Other people featured in the series say they were deliberately misled and told lies about the series: that the project was not related the original Hot Girls Wanted, a documentary widely panned by the porn industry, and that Rashida Jones, a producer of both the documentary and the series, was not involved. Reynolds is also protesting that producers showed part of his father’s face after agreeing to keep him out of the series. (The episode prefaces the segment with Reynolds’ father with a title card that says, “Riley’s father requested his identity remain hidden while filming,” then keeps about a third of his father’s face in view during parts of their conversation.)

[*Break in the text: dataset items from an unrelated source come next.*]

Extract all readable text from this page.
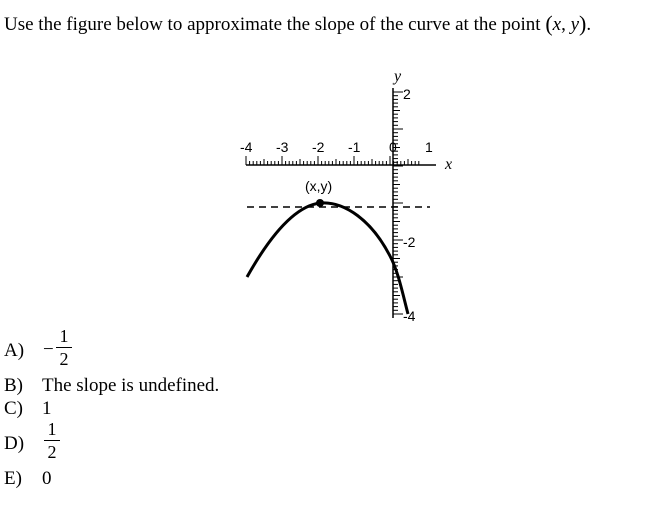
Use the figure below to approximate the slope of the curve at the point (x, y).
(x,y)
y
x
-4 -3 -2 -1 0 1
2
-2
-4
A) −
1
2
B) The slope is undefined.
C) 1
D)
1
2
E) 0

The Free Speech Coalition, the adult entertainment industry’s trade association, has filed a letter asking Netflix and the Hot Girls Wanted: Turned On producers to “immediately pause the distribution of this series” to protect the sex workers in the film:

Privacy is a huge issue for performers, and in direct correlation to their personal and physical safety. Many performers face daily threats of harassment and violence from over-zealous fans and stalkers, and many are stigmatized for the work they do by families and communities. Paradoxically, this series may have made the lives of the workers featured in it substantially less safe by increasing the visibility and accessibility of their private information, such as birth names, and by broadcasting images without consent, and without regard to how that might affect these performers.

Producers Jill Bauer and Ronna Gradus told Variety that Paige never said she wanted to be excluded from the series. Gradus suggested that Kay and Elizabeth have caused more harm to themselves by tweeting about their appearance in the series than the series itself could have done. “They saw themselves, and then on Twitter, as themselves, using their own handles, tweeted out, ‘Oh my God, we’re on Netflix. Oh my God nobody told us. Oh my God, we’re sex workers and they’ve just shown us on Netflix.’ … We didn’t know who they were. We never would have known, the viewers never would have known, unless they themselves identified themselves,” Gradus said, noting that it was a “fair question” to consider whether Kay and Elizabeth were using claims of exploitation to amplify their public profiles.

An honest, thoughtful response to criticism from porn actors and sex workers producers might have acknowledged the very real threats that adult performers face when their privacy or personas are compromised. Nonfiction depictions of stigmatized labor like sex work demand heightened standards of consent and privacy protections; there is no compelling reason to defy a supporting subject’s request or right to privacy, even on legal grounds, when she may lose work or be victimized by stalkers and abusers as a result. In the clip Gradus says couldn’t have outed Elizabeth and Kay as sex workers, Elizabeth appears in a tiny leotard, waggling her butt cheeks for the camera. She made the clip public on a social-media streaming site, with no idea it might end up in a Netflix docuseries about porn. The producers didn’t have to ask her permission to put that clip in their series; but with so many other willing performers out there and the sensitivity of the subject matter involved, why wouldn’t they?